A series of mesoporous Nb2O5 photocatalysts was synthesized via an evaporation-induced self-assembly (EISA) method using NbCl5 and Pluronic P123 as precursor and templating agent, respectively. The obtained samples are subsequently calcined at 380, 480 and 580°C and are assigned as mNb2O5-380, mNb2O5-480 and mNb2O5-580, respectively. For comparison, niobia samples were also prepared by a simple hydrolysis method and condensation of niobium chloride in the absence of templating agents assigned as bulk sample. All materials were characterized by XRD, FE-SEM, UV–vis DRS, FTIR, TG/DTA and BET techniques.
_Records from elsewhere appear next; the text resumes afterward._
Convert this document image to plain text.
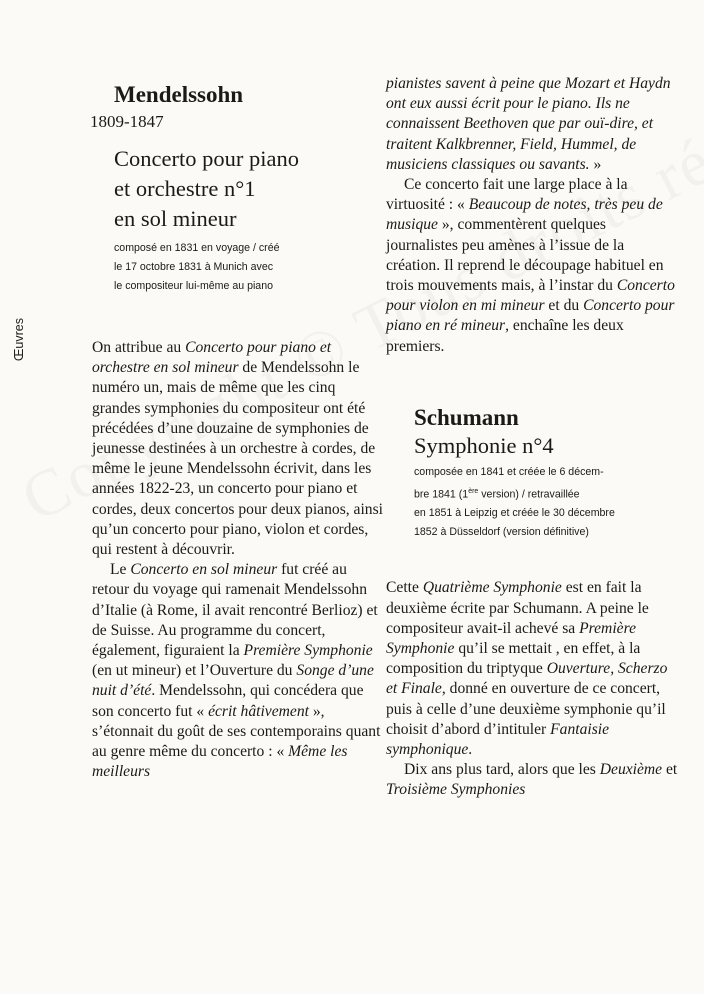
Œuvres
Mendelssohn

1809-1847

Concerto pour piano
et orchestre n°1
en sol mineur
composé en 1831 en voyage / créé
le 17 octobre 1831 à Munich avec
le compositeur lui-même au piano

On attribue au Concerto pour piano et orchestre en sol mineur de Mendelssohn le numéro un, mais de même que les cinq grandes symphonies du compositeur ont été précédées d’une douzaine de symphonies de jeunesse destinées à un orchestre à cordes, de même le jeune Mendelssohn écrivit, dans les années 1822-23, un concerto pour piano et cordes, deux concertos pour deux pianos, ainsi qu’un concerto pour piano, violon et cordes, qui restent à découvrir.

Le Concerto en sol mineur fut créé au retour du voyage qui ramenait Mendelssohn d’Italie (à Rome, il avait rencontré Berlioz) et de Suisse. Au programme du concert, également, figuraient la Première Symphonie (en ut mineur) et l’Ouverture du Songe d’une nuit d’été. Mendelssohn, qui concédera que son concerto fut « écrit hâtivement », s’étonnait du goût de ses contemporains quant au genre même du concerto : « Même les meilleurs

pianistes savent à peine que Mozart et Haydn ont eux aussi écrit pour le piano. Ils ne connaissent Beethoven que par ouï-dire, et traitent Kalkbrenner, Field, Hummel, de musiciens classiques ou savants. »

Ce concerto fait une large place à la virtuosité : « Beaucoup de notes, très peu de musique », commentèrent quelques journalistes peu amènes à l’issue de la création. Il reprend le découpage habituel en trois mouvements mais, à l’instar du Concerto pour violon en mi mineur et du Concerto pour piano en ré mineur, enchaîne les deux premiers.

Schumann
Symphonie n°4
composée en 1841 et créée le 6 décem-
bre 1841 (1ère version) / retravaillée
en 1851 à Leipzig et créée le 30 décembre
1852 à Düsseldorf (version définitive)

Cette Quatrième Symphonie est en fait la deuxième écrite par Schumann. A peine le compositeur avait-il achevé sa Première Symphonie qu’il se mettait , en effet, à la composition du triptyque Ouverture, Scherzo et Finale, donné en ouverture de ce concert, puis à celle d’une deuxième symphonie qu’il choisit d’abord d’intituler Fantaisie symphonique.

Dix ans plus tard, alors que les Deuxième et Troisième Symphonies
It is exciting that the absorption edge of the EISA samples calcined at higher temperatures shifts several nanometers to the visible region compared with hydrolysis synthesized and commercial samples in the UV–vis absorption spectra, indicating their absorbance extended in the visible region. The photocatalytic decolorization of malachite green (MG) over the photocatalysts under UV and visible light sources was also investigated. We found the photocatalytic activity of mNb2O5-380 with about 140m2g−1 surface area was higher than that of the commercial Nb2O5 and TiO2 P25 photocatalysts and synthesized bulk sample for MG decolorization under visible light irradiation, whereas TiO2 P25 showed higher photocatalytic activity under UV irradiation. The decolorization kinetics of MG was followed by a first-order reaction with an apparent rate constant of k=1.0×10−2min−1 for the mNb2O5-380 photocatalyst, the sample with the highest activity among all as-prepared samples under visible radiation. Meanwhile, the maximum decolorization of MG under visible light was obtained at 0.5gL−1, 5mgL−1 and 8.2 as optimum values for the dosage of mNb2O5-380 photocatalyst, dye concentration and pH, respectively.